Originally posted by fjm at North London Literary Festival at Middlesex University: March 27th-29th.
For a while, when playing make-believe as a child, I called myself Cat or Kat as on Catherine or Katherine.
I hated my name being shortened to Nat or Gnat (because that is one of the names that bullies called me at school). I have also always said that I would never give any daughter of mine the middle name that I have (because it was mum's middle name and her mum's, …) because it was yet another source for the bullies to use - a boy's name or surname but as the middle name for a girl Seymour is a cruel and awful punishment for nothing that I had yet to do! I have come to terms with that and am not going to be having any kids so I will not be passing on that pain.
My French teacher in the first year at the comprehensive (age eleven) used to tease me by spoonerising my first and last names. My surname back then was Fricker and so she used to call me Fratterly Knicker (Fratalie Nicker?) which stuck and was yet another source of inspiration and delight to the bullies. Yes, I was bullied mercilessly by children and some teachers from the time we moved to Horsham when I was seven. Mostly emotional and verbal because I would cry at the drop of a pin and, when the class girl-bully Claire H decided to call me out for a fight when we were fourteen, her phalanx of friends left her to it and I beat her. I was a nerd/geek/"square" but sporty/fit enough to hold my own in physical altercations.

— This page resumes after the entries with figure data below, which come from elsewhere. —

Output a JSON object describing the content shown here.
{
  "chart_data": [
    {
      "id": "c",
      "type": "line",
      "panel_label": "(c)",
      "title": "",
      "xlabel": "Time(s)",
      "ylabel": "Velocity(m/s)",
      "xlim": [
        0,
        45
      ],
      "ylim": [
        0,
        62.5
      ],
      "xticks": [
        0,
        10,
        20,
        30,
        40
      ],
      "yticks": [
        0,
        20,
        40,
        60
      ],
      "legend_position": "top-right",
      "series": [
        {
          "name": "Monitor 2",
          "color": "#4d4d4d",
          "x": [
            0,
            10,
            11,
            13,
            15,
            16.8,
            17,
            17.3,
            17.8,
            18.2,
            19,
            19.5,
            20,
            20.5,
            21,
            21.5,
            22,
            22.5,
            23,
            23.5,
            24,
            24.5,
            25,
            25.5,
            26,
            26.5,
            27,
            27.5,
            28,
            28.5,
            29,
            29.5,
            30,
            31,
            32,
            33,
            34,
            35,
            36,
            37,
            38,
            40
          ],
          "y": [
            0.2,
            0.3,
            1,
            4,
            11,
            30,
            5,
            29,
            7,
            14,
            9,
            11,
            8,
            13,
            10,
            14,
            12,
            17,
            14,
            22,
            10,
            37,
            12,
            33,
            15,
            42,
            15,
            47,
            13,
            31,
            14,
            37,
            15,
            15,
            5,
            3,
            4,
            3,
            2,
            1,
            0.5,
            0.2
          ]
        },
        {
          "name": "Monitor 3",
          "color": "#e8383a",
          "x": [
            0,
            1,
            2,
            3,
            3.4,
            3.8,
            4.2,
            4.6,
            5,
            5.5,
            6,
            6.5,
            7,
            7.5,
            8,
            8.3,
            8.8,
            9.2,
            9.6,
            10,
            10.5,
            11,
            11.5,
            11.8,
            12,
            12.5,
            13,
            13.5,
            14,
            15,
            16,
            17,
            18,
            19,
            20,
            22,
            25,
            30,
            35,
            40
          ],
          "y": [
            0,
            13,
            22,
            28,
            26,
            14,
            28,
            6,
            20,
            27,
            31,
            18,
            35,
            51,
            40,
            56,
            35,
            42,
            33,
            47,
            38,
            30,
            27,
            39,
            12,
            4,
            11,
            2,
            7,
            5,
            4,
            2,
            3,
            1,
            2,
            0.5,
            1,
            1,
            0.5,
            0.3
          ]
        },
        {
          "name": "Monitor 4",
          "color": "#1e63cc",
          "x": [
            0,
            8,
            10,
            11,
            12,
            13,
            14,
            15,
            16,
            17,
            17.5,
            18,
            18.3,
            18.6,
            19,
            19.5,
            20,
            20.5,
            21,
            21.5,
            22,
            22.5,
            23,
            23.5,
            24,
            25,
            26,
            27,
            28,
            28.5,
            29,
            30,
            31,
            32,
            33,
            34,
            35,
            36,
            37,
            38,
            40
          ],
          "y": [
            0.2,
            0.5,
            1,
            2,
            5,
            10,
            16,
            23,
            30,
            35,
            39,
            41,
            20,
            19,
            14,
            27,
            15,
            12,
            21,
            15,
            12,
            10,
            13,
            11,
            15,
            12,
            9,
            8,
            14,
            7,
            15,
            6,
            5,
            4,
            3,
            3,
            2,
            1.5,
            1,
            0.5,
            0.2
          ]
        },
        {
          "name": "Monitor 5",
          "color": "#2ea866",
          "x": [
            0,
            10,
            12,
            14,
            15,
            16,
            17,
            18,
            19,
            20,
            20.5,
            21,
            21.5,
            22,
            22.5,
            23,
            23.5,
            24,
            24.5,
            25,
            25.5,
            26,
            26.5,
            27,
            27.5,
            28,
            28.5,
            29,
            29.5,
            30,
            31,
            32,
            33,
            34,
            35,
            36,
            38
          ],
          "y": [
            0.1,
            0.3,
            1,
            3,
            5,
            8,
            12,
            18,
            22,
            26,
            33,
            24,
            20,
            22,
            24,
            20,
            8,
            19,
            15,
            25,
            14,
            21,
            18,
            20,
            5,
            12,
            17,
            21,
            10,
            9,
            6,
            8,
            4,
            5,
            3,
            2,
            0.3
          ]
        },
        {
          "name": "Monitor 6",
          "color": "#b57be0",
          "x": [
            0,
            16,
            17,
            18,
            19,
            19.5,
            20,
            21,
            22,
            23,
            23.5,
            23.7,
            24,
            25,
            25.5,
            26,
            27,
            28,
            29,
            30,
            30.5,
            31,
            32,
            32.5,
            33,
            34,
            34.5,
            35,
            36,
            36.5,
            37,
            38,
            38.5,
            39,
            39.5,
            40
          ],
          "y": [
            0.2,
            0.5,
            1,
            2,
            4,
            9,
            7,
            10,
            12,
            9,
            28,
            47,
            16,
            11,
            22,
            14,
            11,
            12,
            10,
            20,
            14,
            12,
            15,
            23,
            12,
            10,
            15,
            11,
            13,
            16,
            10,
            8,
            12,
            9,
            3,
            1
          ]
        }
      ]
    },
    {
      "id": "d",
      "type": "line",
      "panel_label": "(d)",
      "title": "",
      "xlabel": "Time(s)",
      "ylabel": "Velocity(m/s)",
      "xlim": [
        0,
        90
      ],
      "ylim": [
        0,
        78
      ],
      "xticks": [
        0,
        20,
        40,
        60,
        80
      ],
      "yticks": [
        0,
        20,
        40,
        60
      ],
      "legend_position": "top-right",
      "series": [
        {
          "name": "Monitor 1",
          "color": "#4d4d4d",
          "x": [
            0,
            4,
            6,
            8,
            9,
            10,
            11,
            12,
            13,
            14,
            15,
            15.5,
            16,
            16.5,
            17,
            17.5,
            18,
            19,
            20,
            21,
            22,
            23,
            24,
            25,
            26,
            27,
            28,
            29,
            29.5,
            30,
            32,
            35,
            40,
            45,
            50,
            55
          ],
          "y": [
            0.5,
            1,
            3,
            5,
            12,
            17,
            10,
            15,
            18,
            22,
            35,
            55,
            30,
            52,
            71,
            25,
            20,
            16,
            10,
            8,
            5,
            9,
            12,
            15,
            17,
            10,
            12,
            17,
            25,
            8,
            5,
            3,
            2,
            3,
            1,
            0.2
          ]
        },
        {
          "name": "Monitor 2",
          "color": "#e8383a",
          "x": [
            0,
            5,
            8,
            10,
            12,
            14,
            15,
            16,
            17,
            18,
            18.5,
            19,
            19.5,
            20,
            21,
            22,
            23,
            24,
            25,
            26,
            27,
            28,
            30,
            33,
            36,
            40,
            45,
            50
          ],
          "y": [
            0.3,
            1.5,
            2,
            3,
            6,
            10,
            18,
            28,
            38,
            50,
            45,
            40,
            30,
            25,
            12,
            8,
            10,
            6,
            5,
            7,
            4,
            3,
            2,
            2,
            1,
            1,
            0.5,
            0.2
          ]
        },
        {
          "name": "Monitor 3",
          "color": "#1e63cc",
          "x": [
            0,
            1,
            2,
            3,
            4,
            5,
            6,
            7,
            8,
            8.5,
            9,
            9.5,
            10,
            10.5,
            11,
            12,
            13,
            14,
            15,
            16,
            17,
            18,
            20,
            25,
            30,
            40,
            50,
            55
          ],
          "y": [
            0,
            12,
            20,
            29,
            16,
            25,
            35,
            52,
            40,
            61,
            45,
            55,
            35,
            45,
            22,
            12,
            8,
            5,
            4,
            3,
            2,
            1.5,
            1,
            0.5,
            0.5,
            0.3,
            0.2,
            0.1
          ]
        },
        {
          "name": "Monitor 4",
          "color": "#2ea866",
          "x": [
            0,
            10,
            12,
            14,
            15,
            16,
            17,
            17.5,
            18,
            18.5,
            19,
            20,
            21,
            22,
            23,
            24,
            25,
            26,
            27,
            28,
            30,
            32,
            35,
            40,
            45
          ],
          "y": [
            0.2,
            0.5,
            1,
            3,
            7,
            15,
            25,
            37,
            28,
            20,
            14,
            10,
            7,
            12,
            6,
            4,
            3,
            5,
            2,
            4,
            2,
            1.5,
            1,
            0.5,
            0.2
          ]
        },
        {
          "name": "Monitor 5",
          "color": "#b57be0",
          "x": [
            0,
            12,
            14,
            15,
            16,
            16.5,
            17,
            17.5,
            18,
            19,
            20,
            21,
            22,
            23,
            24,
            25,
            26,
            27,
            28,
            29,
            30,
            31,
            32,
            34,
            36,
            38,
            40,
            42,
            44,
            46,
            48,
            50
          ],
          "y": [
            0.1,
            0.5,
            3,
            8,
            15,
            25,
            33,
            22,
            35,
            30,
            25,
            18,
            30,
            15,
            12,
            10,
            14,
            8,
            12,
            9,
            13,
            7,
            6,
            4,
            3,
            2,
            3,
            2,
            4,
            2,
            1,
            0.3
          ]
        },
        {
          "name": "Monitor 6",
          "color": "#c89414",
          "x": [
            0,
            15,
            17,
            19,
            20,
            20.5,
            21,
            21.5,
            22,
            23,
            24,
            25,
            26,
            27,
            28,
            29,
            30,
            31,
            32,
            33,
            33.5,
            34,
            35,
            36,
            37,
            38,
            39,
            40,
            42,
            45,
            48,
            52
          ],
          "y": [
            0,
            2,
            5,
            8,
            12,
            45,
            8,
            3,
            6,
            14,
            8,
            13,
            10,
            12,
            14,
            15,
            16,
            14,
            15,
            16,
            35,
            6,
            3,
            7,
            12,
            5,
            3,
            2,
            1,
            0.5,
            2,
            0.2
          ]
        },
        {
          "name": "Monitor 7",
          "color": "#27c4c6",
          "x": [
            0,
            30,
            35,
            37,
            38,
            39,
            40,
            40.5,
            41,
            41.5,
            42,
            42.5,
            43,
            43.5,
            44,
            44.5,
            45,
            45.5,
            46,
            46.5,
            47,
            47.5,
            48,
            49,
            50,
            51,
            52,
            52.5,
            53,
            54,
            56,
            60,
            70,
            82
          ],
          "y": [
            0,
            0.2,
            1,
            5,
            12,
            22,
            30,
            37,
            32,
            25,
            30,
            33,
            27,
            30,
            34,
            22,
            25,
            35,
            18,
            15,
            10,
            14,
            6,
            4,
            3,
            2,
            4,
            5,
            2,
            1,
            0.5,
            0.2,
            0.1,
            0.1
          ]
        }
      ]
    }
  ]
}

I was always drawn to names that could be shortened to a male-sounding or unisex moniker. George for Georgina. Charlie for Charlotte. I knew from about the age of eight when I had my first girl-crush that I was not a girly-girl and became an out and out tomboy. I do sometimes wonder if I had been a teen/tween in more modern times I might have been able to find a more unisex identity for myself. Ah well, we are the product of our times.
So, this has been a long ramble that basically says I would rather have been called anything that could be shortened to a more male or unisex name, that I hated my surname until I could change it by getting married (whilst being able to keep my surname-initial and so my natalief online-almost-everywhere nickname) and that I would not wish my middle name on my worst female enemy!